Philippe Legrain beriet EU-Kommissionspräsident Barroso zum Beginn der Krise. Die Kommission hatte keine Ahnung und folgte Merkel blind, sagt er heute.

Sie sagt, wo es in der EU lang geht: Merkel von oben. Bild: dpa
Eric Bonse
Interview von Eric Bonse

taz: Herr Legrain, bis Ende 2013 haben Sie als Wirtschaftsberater von EU-Kommissionspräsident Barroso gearbeitet. Nun greifen Sie die Kommission wegen der Austeritätspolitik an. Warum?

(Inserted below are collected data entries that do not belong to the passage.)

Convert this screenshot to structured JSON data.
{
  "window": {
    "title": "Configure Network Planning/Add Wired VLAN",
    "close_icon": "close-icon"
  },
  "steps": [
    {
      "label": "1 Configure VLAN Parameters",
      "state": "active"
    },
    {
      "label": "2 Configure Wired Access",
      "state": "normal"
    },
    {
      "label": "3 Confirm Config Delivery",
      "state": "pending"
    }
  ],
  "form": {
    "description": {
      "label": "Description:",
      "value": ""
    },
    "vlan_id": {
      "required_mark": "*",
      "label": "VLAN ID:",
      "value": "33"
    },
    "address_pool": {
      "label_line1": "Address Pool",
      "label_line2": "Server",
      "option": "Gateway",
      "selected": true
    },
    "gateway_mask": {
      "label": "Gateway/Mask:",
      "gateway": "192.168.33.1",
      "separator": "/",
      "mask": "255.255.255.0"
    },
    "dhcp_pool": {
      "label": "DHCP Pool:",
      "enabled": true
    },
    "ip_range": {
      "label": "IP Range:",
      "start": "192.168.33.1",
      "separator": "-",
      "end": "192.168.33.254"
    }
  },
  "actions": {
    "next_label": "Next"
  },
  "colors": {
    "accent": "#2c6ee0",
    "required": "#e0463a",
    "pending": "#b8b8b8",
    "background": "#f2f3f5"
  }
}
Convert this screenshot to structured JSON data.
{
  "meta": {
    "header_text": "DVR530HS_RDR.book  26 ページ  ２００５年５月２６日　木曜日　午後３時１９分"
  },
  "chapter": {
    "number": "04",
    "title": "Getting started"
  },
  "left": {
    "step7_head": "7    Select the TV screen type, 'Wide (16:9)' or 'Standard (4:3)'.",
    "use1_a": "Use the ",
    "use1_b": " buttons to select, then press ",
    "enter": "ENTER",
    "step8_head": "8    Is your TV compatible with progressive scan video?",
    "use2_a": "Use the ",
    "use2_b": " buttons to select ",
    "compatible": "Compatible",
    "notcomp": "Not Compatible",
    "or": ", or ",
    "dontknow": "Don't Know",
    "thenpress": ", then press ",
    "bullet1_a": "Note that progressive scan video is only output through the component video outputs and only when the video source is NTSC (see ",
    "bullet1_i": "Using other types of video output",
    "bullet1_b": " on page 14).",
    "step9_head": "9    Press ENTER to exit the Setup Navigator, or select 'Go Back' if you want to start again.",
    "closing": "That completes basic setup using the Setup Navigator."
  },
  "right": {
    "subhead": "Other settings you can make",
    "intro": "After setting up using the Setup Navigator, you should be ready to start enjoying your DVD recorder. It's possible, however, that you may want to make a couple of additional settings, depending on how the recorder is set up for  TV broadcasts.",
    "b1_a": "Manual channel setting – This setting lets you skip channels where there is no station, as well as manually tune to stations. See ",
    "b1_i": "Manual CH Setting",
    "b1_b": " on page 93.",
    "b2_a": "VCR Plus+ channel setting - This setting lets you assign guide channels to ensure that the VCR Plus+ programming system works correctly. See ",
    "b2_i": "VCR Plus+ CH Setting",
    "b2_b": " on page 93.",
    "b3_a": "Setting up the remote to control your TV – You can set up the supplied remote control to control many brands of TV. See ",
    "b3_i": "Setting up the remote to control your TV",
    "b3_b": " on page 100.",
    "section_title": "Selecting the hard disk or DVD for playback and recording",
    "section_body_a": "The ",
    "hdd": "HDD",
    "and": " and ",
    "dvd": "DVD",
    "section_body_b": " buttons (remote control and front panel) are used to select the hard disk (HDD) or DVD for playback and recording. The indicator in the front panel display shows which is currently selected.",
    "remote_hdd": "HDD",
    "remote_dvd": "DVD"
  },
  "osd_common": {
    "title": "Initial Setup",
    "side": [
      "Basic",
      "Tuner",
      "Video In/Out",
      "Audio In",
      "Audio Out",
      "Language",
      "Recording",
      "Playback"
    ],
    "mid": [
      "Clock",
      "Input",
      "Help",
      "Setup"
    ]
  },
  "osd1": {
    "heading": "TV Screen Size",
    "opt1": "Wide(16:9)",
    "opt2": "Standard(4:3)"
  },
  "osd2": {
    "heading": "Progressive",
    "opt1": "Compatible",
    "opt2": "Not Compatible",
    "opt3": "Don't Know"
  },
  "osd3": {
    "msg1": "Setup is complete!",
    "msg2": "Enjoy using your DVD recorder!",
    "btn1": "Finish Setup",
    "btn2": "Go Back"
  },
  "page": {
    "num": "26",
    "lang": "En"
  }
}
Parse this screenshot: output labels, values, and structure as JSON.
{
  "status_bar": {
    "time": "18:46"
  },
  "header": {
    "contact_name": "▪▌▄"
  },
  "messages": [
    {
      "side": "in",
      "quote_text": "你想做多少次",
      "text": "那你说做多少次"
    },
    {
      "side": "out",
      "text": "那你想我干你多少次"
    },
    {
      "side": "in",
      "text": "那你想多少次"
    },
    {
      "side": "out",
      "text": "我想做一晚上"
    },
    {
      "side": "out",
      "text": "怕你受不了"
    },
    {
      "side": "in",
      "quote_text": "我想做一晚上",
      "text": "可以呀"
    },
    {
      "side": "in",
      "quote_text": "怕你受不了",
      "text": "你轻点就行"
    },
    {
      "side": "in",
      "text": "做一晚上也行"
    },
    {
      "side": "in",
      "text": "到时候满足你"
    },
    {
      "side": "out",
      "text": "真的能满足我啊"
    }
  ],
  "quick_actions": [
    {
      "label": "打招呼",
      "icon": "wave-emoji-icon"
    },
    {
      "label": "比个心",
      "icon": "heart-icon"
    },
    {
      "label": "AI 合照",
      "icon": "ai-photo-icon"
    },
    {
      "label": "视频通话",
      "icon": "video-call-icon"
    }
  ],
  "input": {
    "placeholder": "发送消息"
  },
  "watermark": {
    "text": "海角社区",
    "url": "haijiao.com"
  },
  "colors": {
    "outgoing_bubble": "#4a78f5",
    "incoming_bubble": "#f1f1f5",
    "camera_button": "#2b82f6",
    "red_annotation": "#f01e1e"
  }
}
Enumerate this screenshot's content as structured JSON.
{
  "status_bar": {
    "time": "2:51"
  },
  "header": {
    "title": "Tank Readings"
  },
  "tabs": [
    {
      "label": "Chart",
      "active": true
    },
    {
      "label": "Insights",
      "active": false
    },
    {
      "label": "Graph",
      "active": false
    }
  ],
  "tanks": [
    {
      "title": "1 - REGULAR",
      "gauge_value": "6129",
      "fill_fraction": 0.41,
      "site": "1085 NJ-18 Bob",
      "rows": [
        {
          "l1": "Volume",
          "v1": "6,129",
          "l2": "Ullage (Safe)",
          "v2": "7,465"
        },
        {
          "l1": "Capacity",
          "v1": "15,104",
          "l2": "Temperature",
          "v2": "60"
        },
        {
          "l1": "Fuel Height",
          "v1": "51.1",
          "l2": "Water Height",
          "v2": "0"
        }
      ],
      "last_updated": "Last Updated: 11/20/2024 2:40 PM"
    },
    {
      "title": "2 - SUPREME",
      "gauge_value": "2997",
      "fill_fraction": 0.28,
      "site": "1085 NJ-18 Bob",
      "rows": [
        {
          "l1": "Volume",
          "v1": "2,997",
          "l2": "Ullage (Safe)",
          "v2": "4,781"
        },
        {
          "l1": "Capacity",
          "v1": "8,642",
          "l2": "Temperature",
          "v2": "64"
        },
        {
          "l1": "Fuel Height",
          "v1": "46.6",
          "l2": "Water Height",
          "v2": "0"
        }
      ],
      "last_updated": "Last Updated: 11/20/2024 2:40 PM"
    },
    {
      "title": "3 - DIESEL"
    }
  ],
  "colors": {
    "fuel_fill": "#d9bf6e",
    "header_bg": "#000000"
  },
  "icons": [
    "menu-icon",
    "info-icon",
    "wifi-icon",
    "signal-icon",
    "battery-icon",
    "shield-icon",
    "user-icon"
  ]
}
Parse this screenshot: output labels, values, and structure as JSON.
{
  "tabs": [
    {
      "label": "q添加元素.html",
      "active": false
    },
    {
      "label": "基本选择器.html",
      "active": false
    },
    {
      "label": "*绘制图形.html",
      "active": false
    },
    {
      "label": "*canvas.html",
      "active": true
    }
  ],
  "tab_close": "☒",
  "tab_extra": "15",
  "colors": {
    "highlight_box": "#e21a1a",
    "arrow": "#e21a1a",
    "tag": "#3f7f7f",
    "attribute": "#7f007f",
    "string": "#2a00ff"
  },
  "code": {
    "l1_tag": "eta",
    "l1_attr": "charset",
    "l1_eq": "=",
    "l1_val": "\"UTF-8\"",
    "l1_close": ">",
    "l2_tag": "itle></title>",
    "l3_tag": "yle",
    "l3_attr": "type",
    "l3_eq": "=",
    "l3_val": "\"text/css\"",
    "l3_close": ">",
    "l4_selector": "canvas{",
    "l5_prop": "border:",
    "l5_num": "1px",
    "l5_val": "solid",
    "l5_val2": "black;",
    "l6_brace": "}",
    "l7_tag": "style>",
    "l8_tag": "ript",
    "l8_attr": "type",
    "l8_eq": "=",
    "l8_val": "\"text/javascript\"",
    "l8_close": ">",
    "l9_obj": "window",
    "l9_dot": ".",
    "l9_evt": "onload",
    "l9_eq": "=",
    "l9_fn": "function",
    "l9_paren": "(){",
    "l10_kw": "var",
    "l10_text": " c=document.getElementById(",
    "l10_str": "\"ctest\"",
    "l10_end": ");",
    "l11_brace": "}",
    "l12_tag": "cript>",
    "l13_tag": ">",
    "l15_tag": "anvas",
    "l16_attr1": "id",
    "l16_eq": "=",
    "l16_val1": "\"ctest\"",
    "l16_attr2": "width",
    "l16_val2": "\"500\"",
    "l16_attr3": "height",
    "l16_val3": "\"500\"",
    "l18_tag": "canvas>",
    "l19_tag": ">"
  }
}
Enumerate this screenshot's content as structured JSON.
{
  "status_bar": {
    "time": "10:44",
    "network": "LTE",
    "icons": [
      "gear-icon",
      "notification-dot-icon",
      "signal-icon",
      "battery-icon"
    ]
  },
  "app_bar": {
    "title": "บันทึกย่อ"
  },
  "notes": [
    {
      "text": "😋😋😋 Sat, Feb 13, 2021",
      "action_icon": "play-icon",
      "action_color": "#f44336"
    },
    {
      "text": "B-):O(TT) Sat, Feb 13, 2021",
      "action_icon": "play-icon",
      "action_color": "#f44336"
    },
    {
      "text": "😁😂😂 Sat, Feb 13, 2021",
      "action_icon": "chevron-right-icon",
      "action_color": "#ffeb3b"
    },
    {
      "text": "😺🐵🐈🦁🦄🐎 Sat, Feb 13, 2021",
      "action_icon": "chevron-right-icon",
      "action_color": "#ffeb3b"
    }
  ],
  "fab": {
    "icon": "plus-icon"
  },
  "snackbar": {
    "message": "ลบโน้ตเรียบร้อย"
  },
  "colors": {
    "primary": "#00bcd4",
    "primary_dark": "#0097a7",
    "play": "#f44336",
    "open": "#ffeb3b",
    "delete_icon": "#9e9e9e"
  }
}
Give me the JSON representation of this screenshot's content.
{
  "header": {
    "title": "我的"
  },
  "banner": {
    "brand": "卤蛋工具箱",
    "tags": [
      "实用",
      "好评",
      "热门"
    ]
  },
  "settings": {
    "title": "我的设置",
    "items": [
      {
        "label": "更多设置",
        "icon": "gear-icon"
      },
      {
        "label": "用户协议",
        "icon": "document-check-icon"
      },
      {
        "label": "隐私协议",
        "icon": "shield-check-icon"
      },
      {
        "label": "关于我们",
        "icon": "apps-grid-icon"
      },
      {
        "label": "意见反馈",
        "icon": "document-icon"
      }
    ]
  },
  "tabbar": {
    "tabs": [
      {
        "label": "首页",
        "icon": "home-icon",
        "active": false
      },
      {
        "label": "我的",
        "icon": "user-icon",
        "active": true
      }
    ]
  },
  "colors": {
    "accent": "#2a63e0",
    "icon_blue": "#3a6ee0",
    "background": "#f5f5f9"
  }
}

Philippe Legrain: Lassen Sie mich festhalten, dass mich Barroso persönlich ausgesucht hat. Er war unzufrieden mit seinem letzten Wirtschaftsberater, der die Krise nicht hatte kommen sehen. Als ich Ende 2010 in der EU-Kommission ankam, hatte man dort keine Ahnung, wie man mit einer Finanz- und Schuldenkrise umgehen sollte.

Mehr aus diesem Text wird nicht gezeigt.